Now, standing in a clearing, I was with Tyree as he saw his wife brutally attacked and killed in front of us by a group of Villagers. It changed him.
“I will kill them,” he said to me, regarding the men who’d done it.
I couldn’t let Tyree’s people become slaves, so I’d decided to give them flintl
ocks as well with the idea that as the Klingons gave the Villagers improved weapons, the Federation would do the same for the Hill People, creating a balance of power. I went back to the ship, and contacted Admiral Nogura at Starfleet Headquarters. He didn’t like my plan.
“It doesn’t make sense,” Nogura said. “For it to work, we’d have to know exactly what improvements the Klingons are giving the Villagers, and exactly when they were giving them.” I suggested a Starfleet adviser be permanently posted on the planet to relay that information, to which Nogura laughed. That would be a flagrant violation of the Prime Directive.
“Admiral, if we don’t do something, the Hill People will become subservient to the Villagers. And once the Hill People become conquered, there will be one government that will happily join the Klingon Empire. This will follow the letter of the Organian Peace Treaty, and the Klingons will have a planet well inside our borders.” I could see this worried Nogura.
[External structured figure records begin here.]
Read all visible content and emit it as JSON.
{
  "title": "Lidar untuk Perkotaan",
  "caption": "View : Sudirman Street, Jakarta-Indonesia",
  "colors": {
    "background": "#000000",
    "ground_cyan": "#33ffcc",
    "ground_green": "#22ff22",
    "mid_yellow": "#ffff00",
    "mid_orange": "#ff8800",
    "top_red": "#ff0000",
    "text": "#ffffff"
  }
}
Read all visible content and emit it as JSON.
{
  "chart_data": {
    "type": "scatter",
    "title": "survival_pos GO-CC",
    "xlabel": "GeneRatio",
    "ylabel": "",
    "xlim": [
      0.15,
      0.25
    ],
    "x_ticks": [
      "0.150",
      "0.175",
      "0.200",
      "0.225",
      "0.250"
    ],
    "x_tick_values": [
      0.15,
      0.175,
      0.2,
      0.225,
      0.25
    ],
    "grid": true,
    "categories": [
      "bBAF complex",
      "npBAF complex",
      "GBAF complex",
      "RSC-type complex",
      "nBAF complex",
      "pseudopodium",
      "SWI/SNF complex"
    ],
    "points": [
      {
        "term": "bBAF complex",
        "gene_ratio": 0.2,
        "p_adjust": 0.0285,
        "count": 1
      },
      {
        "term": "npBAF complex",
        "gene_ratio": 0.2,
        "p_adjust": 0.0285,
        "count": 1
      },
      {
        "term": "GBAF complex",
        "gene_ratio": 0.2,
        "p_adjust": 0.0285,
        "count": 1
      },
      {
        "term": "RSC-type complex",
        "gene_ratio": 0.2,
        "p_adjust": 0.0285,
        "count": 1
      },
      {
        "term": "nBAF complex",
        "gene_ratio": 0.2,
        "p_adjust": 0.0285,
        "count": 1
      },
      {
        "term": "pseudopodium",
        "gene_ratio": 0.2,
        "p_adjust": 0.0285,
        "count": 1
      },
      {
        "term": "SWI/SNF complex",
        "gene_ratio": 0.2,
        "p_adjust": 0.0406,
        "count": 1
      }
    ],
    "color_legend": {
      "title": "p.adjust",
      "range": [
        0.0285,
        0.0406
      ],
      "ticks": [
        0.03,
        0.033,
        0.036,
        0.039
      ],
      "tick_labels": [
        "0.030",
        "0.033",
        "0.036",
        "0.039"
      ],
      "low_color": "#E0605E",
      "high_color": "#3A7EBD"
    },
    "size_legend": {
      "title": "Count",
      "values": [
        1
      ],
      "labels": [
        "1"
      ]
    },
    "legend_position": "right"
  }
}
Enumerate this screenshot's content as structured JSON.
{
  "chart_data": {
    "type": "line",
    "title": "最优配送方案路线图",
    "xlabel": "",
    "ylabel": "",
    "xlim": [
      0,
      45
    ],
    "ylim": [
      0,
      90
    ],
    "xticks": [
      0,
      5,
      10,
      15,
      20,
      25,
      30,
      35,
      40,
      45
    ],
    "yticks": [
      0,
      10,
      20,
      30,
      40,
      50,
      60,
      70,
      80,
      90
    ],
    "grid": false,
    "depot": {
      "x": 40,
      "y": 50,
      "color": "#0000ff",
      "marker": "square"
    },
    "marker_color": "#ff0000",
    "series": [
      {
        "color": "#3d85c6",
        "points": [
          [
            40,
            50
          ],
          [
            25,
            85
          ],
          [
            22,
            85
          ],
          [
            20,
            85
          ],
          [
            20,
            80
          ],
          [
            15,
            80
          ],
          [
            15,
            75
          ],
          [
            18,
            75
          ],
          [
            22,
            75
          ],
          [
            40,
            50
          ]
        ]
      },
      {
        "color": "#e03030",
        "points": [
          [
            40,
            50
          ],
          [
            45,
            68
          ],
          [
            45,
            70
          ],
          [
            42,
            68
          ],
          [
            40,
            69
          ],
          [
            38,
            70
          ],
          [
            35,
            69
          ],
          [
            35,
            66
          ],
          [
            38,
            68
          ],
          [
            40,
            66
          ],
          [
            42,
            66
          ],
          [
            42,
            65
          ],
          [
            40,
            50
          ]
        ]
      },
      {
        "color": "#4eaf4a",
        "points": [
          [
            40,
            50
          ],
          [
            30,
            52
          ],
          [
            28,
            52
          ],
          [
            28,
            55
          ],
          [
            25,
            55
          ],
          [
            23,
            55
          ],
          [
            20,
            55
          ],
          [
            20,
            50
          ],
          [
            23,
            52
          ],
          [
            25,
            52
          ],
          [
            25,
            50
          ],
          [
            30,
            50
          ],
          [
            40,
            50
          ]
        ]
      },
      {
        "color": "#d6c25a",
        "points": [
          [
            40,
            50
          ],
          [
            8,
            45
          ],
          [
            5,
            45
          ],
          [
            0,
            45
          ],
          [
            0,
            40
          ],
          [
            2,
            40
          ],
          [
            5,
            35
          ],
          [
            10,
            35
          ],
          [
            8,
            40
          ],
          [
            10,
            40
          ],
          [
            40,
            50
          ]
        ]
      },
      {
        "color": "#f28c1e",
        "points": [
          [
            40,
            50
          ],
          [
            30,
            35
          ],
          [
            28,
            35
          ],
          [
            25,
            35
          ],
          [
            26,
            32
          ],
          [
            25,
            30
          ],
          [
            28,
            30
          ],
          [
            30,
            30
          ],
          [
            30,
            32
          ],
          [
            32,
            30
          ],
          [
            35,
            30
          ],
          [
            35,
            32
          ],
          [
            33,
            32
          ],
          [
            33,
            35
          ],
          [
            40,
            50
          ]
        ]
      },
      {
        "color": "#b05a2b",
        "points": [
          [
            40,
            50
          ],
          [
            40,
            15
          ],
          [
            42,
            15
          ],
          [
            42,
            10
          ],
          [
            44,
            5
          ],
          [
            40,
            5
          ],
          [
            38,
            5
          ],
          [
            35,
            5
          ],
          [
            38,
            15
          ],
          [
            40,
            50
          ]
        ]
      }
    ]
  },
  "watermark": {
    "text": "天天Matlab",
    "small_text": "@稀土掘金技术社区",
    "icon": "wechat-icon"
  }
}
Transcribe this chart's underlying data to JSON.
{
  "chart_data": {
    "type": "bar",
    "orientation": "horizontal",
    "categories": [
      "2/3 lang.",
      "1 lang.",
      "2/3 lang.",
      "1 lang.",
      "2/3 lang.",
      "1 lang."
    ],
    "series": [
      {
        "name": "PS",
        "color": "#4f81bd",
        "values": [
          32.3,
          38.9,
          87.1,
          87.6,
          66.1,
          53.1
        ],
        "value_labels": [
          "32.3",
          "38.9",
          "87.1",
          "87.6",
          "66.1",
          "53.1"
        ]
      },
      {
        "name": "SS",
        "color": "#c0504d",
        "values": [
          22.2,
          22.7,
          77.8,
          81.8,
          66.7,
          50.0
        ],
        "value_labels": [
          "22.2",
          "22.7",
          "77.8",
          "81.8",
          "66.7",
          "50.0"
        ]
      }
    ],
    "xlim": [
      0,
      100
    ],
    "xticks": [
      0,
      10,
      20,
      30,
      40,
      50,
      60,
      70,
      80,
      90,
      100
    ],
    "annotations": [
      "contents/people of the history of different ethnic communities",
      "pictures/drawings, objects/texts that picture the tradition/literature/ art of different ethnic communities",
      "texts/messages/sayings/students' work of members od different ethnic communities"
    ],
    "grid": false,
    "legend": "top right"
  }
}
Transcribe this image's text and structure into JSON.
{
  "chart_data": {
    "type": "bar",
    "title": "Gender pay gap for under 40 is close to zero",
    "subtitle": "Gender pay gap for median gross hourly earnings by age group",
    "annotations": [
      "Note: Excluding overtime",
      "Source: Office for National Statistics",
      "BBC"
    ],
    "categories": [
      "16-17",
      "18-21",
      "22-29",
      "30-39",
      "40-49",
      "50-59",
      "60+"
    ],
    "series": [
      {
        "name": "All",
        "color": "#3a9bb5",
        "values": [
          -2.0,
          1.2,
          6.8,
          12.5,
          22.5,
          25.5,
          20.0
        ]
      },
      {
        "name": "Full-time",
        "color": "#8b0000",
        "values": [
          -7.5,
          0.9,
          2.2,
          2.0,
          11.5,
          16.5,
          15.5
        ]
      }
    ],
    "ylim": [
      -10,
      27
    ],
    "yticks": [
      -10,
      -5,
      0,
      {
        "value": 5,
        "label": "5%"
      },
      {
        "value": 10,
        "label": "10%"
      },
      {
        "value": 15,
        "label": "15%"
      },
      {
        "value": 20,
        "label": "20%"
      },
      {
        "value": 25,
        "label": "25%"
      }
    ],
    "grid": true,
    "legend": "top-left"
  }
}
“You say you have the proof that the Klingons were providing the weapons? We will present it to the Klingons,” Nogura said. “Under the terms of the treaty, they will have no choice but to withdraw.” That had been my thinking when I acquired the proof, but now it wasn’t what I wanted.
“But sir,” I said, “the damage has been done. The Villagers will still have flintlocks.”
“The damage was not done by us,” Nogura said. “In fact, you may have violated the Prime Directive by getting us into this situation.”
“The Klingons had already interfered,” I said.
“They can’t break the Prime Directive because they don’t have one,” he said, mockingly. “We do, so no matter what they’ve done, it’s no excuse.” Nogura felt with the evidence I’d gathered, the Klingons would no longer be providing upgrades and new materials. The cost to the planet would be temporary, and it would eventually find its own path again.